Merde, comment sait-elle ? S'il y quelque chose qui déstabilise notre séducteur, c'est bien les filles intelligentes. On peut jamais savoir comment ça va réagir, ces machines. Les cruches sont bien plus faciles à attraper, de son point de vue. On voit assez vite à quelle catégorie elles appartiennent, et en fonction de ça, on laisse tomber (y'a des poulettes qui ne se laisseront jamais convaincre, de toute manière), ou on applique un rythme et une méthode appropriés à la catégorie sus-nommée.
Et c'est ce qui fait toute la beauté de la drague : l'automatisation. Dire que certains mecs croient dur comme fer qu'il existe approximativement 2 milliards de femmes différentes sur cette planète. Sébastien sait, lui, qu'en France, il en existe une dizaine. Dix sortes, dont quatre seulement sont baisables.

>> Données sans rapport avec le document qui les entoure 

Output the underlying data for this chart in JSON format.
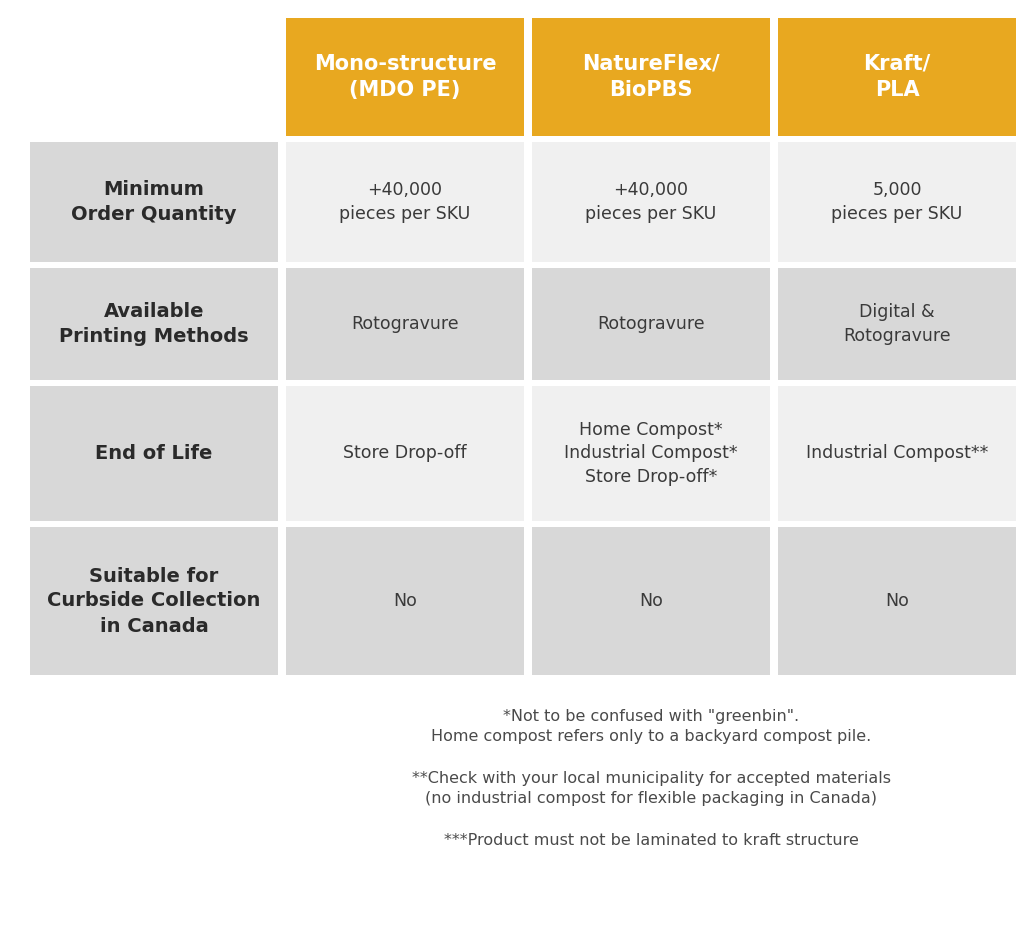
{
  "background_color": "#ffffff",
  "header_bg_color": "#E8A820",
  "row_bg_light": "#D8D8D8",
  "row_bg_white": "#f0f0f0",
  "header_text_color": "#ffffff",
  "row_label_color": "#2a2a2a",
  "cell_text_color": "#3a3a3a",
  "footnote_color": "#4a4a4a",
  "headers": [
    "Mono-structure\n(MDO PE)",
    "NatureFlex/\nBioPBS",
    "Kraft/\nPLA"
  ],
  "row_labels": [
    "Minimum\nOrder Quantity",
    "Available\nPrinting Methods",
    "End of Life",
    "Suitable for\nCurbside Collection\nin Canada"
  ],
  "cells": [
    [
      "+40,000\npieces per SKU",
      "+40,000\npieces per SKU",
      "5,000\npieces per SKU"
    ],
    [
      "Rotogravure",
      "Rotogravure",
      "Digital &\nRotogravure"
    ],
    [
      "Store Drop-off",
      "Home Compost*\nIndustrial Compost*\nStore Drop-off*",
      "Industrial Compost**"
    ],
    [
      "No",
      "No",
      "No"
    ]
  ],
  "row_bg_pattern": [
    "white",
    "light",
    "white",
    "light"
  ],
  "footnote_groups": [
    [
      "*Not to be confused with \"greenbin\".",
      "Home compost refers only to a backyard compost pile."
    ],
    [
      "**Check with your local municipality for accepted materials",
      "(no industrial compost for flexible packaging in Canada)"
    ],
    [
      "***Product must not be laminated to kraft structure"
    ]
  ]
}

Quatre modèles de cibles potentielles, ce qui donne un algorithme de séduction à quatre variantes. C'est beau, quelque part. Le modèle mériterait d'être encore épuré un peu pour avoir l'élégance d'une formule mathématique, mais la moustache de Nietzsche ne s'est pas faite en un jour.
Bon, mais le problème, dans tout ça, c'est les cinglées. Pas les filles mal dans leur peau (qui ont leur propre catégorie), ou celles qui sont exubérantes pour se donner un genre. Nan celles qu'on peine à analyser. Celles dont on arrive pas à prévoir les réactions. Elles ne semblent correspondre vraiment à aucune des quatre catégories (et pourtant elles sont baisables). Quand on tombe sur ce genre de filles, c'est la fin de la tranquillité, on peut en être sûr. On se retrouve pris dans des joutes verbales incertaines, on essaie des trucs incohérents, on sait pas trop ce qu'on fait. Il faut improviser, l'issue est incertaine. Bertrand dit que CA, c'est de la séduction, c'est plus élevé que de la drague à la chaîne sur des nanas interchangeables. Ce à quoi le blond réplique que non, c'est juste la preuve que le modèle n'est pas assez affiné.

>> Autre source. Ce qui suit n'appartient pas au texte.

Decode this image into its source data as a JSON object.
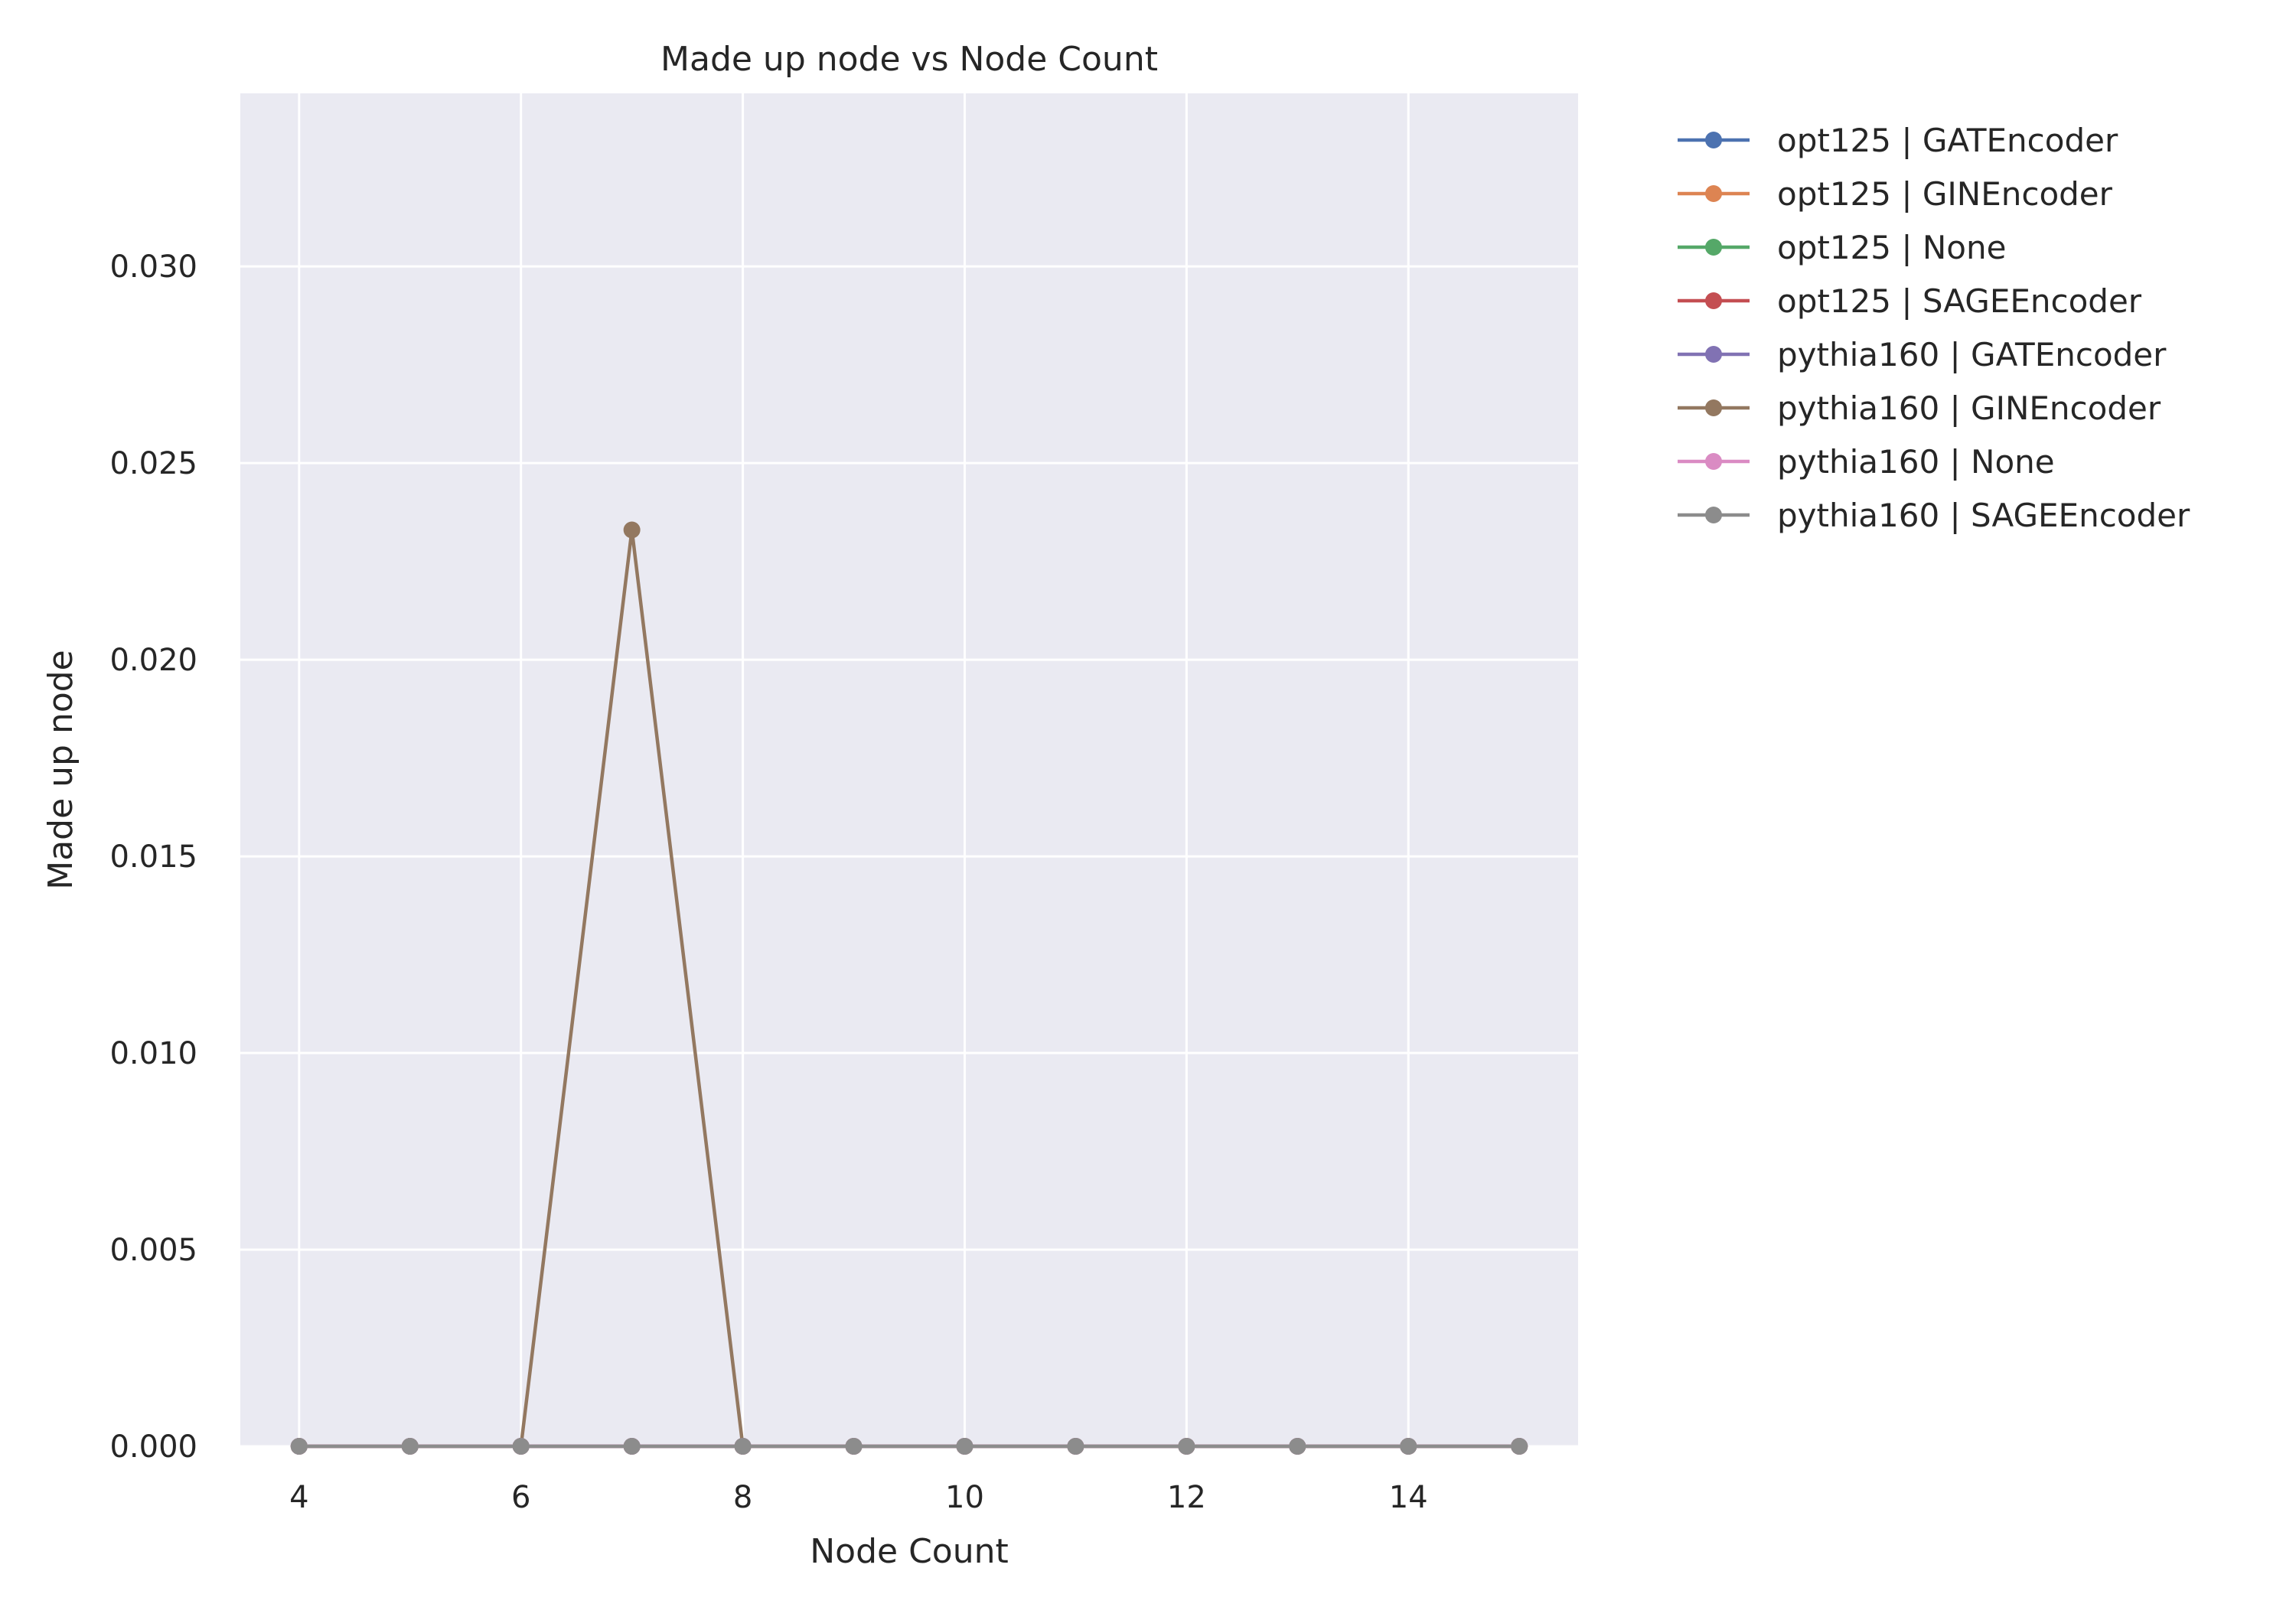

Bref, la petite Aya, elle fait chier. Elle ne régit pas comme une fille normale.
"Je marque des points ?" lance-t-il, accompagnant la question d'un sourire indispensable.

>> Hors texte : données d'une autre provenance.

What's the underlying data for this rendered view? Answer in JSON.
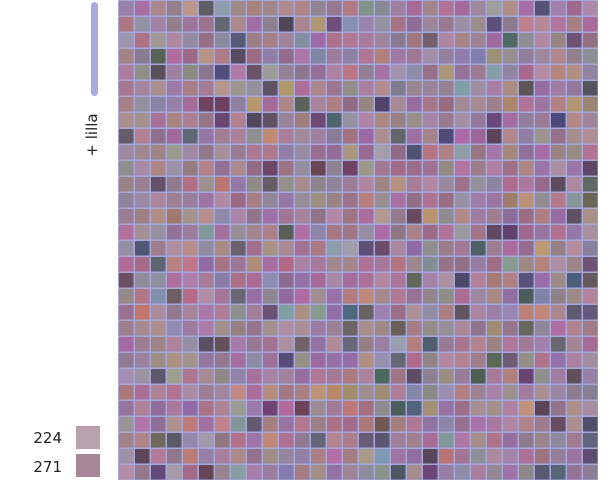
{
  "slider": {
    "label": "+ lilla"
  },
  "legend": [
    {
      "label": 224
    },
    {
      "label": 271
    }
  ]
}
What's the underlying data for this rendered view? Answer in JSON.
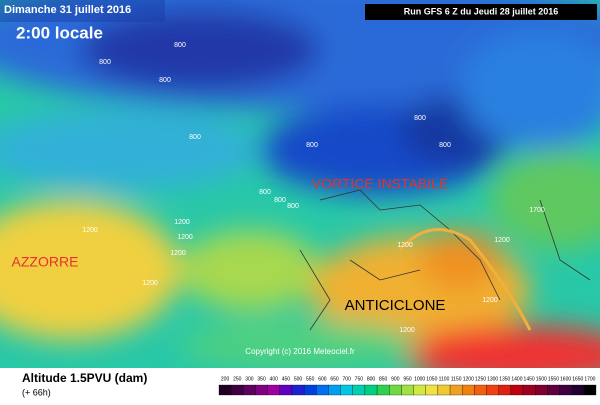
{
  "header": {
    "date": "Dimanche 31 juillet 2016",
    "time": "2:00 locale",
    "run": "Run GFS 6 Z du Jeudi 28 juillet 2016"
  },
  "annotations": [
    "VORTICE INSTABILE",
    "AZZORRE",
    "ANTICICLONE"
  ],
  "contour_labels": [
    "800",
    "800",
    "800",
    "800",
    "800",
    "800",
    "800",
    "800",
    "800",
    "800",
    "1200",
    "1200",
    "1200",
    "1200",
    "1200",
    "1200",
    "1200",
    "1200",
    "1200",
    "1700"
  ],
  "footer": {
    "title": "Altitude 1.5PVU (dam)",
    "lead": "(+ 66h)",
    "copyright": "Copyright (c) 2016 Meteociel.fr"
  },
  "colorbar": {
    "labels": [
      "200",
      "250",
      "300",
      "350",
      "400",
      "450",
      "500",
      "550",
      "600",
      "650",
      "700",
      "750",
      "800",
      "850",
      "900",
      "950",
      "1000",
      "1050",
      "1100",
      "1150",
      "1200",
      "1250",
      "1300",
      "1350",
      "1400",
      "1450",
      "1500",
      "1550",
      "1600",
      "1650",
      "1700"
    ]
  }
}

Il se détourne et amorce tranquillement la marche en direction du bateau, les mains dans les poches, la demoiselle à son côté. Quelques secondes de silence lui suffisent à se reprendre. Il ne fat aps prendre le problème de travers. Elle est intelligente, certes, mais sa dernière parole suffit à la catégoriser. De toute évidence, Aya appartient au type 4 : les sacro-saintes dévergondées. Les plus savoureuses. "Grils just wanna have fun". Elle est un peu bizarre, et fichtrement perspicace, mais au final, tout ce qu'elle veut, c'est s'amuser. Il est con de s'être laissé déstabiliser par le franc-parler de cette gamine. C'est une joueuse effrontée, tout simplement.
"C'est vrai... ça sera vite réglé, en plus... si tu veux rendre la chose moins ennuyeuse, tu peux t'amuser à lui diagnostiquer n'importe quoi, à son moteur [ndlr : Sébastien est un enculé]. Ah bah tiens, on y est !"
Le matelot, sur son bateau, leur fait signe. En vrai, il doit être vénère d'avoir attendu, mais là il n'en montre rien. Il les attends, appuyé sur la rambarde du pont. Putain, il a trop de classe. Le blondinet zyeute les deux bras aux muscles saillants qui reposent nonchalamment sur la barrière en fer, non sans une certaine jalousie. Si il avait été une femme, il aurait choisit Bertrand.
"Vous avez aussi changé les roues de la voiture ou quoi ?" qu'il balance l'air de rien.
Sébastien se contente de se marrer, sans répondre, et traverse d'une large enjambée l'espace qui sépare le quai du pont. Il se retourne et tend la main à la mécano, histoire de l'aider si besoin est, parce qu'elle est plus petite que lui, et il ne voudrait pas qu'elle tombe. Galanterie oblige. (Bon d'accord, personne n'y croit. Évidemment qu'il veut juste établir un contact physique, et que tous les prétextes sont bons).